Sell Structured Settlement in Illinois
Illinois Structured Settlement and Annuity Transfer Laws
Perez got shielded against exploitation in the secondary structured settlement market just like the original kitty. The structured settlement company he wanted to sell to delivered to him core documents 24 hours after retrieving a free quote and price offer. Disclosures drew attention to the net lump sum payable, discount and annual rates applied, and an itemization of all processing fees.

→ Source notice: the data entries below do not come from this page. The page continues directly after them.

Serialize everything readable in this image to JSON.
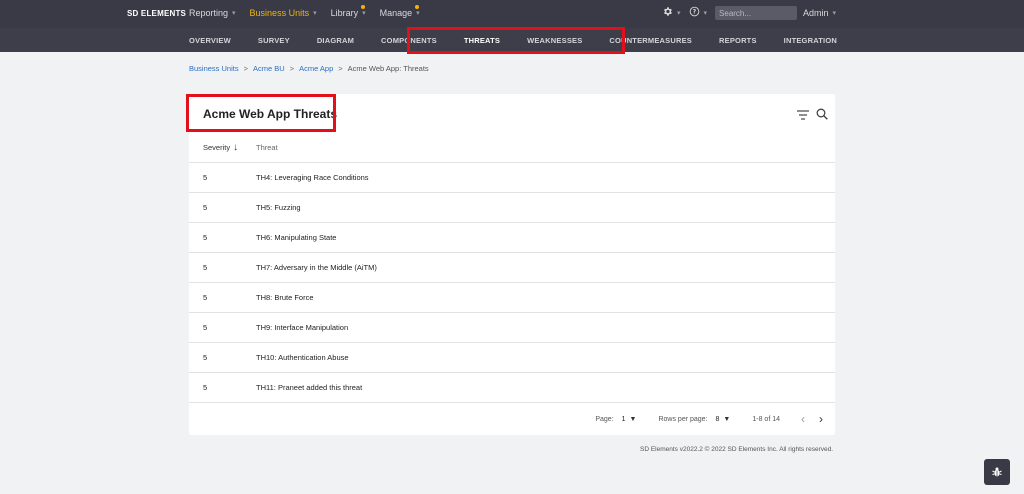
{
  "brand": "SD ELEMENTS",
  "topnav": [
    {
      "label": "Reporting",
      "active": false,
      "dot": false
    },
    {
      "label": "Business Units",
      "active": true,
      "dot": false
    },
    {
      "label": "Library",
      "active": false,
      "dot": true
    },
    {
      "label": "Manage",
      "active": false,
      "dot": true
    }
  ],
  "header": {
    "search_placeholder": "Search...",
    "user": "Admin",
    "icons": [
      "gear-icon",
      "help-icon"
    ]
  },
  "tabs": [
    {
      "label": "OVERVIEW",
      "active": false
    },
    {
      "label": "SURVEY",
      "active": false
    },
    {
      "label": "DIAGRAM",
      "active": false
    },
    {
      "label": "COMPONENTS",
      "active": false
    },
    {
      "label": "THREATS",
      "active": true
    },
    {
      "label": "WEAKNESSES",
      "active": false
    },
    {
      "label": "COUNTERMEASURES",
      "active": false
    },
    {
      "label": "REPORTS",
      "active": false
    },
    {
      "label": "INTEGRATION",
      "active": false
    }
  ],
  "breadcrumb": {
    "links": [
      "Business Units",
      "Acme BU",
      "Acme App"
    ],
    "current": "Acme Web App: Threats",
    "separator": ">"
  },
  "page_title": "Acme Web App Threats",
  "table": {
    "columns": [
      "Severity",
      "Threat"
    ],
    "rows": [
      {
        "severity": "5",
        "threat": "TH4: Leveraging Race Conditions"
      },
      {
        "severity": "5",
        "threat": "TH5: Fuzzing"
      },
      {
        "severity": "5",
        "threat": "TH6: Manipulating State"
      },
      {
        "severity": "5",
        "threat": "TH7: Adversary in the Middle (AiTM)"
      },
      {
        "severity": "5",
        "threat": "TH8: Brute Force"
      },
      {
        "severity": "5",
        "threat": "TH9: Interface Manipulation"
      },
      {
        "severity": "5",
        "threat": "TH10: Authentication Abuse"
      },
      {
        "severity": "5",
        "threat": "TH11: Praneet added this threat"
      }
    ]
  },
  "pagination": {
    "page_label": "Page:",
    "page_value": "1",
    "rows_label": "Rows per page:",
    "rows_value": "8",
    "range": "1-8 of 14"
  },
  "copyright": "SD Elements v2022.2 © 2022 SD Elements Inc. All rights reserved.",
  "colors": {
    "accent": "#f4b400",
    "topbar": "#393a46",
    "highlight": "#e3101b",
    "link": "#2b6fc4"
  }
}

“Interested Parties” and their Role in the Factoring Transaction
Perez’s transaction was a multilateral deal involving the consent of the annuity issuer and “obligor” or annuity owner. Referred to as interested parties, they have to be served at least 20 days before the court hearing with documentation regarding the transaction. They also have their day in court and can raise objections to the deals. Normally, annuity issuers will either object or remain neutral. However, Perez had nothing to worry about as the annuity’s issuers cannot determine the fate of his transaction. The final decision lay with the superior court judge who overruled all objections as frivolous and vexatious.
Illinois Court Approval Mandatory
Illinois became the first state to legislate an SSPA in 1998 enjoining purchasers of structured settlement proceeds to seek court approval. The court process is rather short-lived and sails through depending on some factors. The judge who handled Perez’s hearing found the sale was in his best interest, he was admonished to obtain independent professional advice, and the transfer did not flout court orders or law. Subsequently, his transaction received a final qualifying order.
Did Perez Reap the Harvest of His Structured Settlements Earlier?
Of course, his deal sailed through court, and he received his lump sum afterward. Perez felt enmeshed by the structured settlement payments’ lack of liquidity. He decided to sell a substantial portion of his income streams as the court regulations make money illiquid for a second bite of his pie. Perez could now meet household expenditure, take his family to their relatives in Mexico and has an up and running coal mining contracting company. Perez thinks a bird in the hand is worth two in the bush; he could not risk awaiting payments for his lifetime while his family lived in anguishing poverty.
Renowned Structured Settlement Funding Companies
Olive Branch Funding is well-versed with court procedures, files your application before the judge and expedites your factoring transaction to devolve a lump-sum award in the shortest space of time.
Woodbridge Structured Funding crafts your agreement from scratch to reflect your future payments value. They have customer friendly terms and expedite the process to ensure you stump up the lowest costs.
Stone Street Capital will give you an immediate price offer as your buyer online from any corner in the US. The company adheres by the industry’s finest practices and high quality servicing to give you memorable customer experience in a bureaucratic process.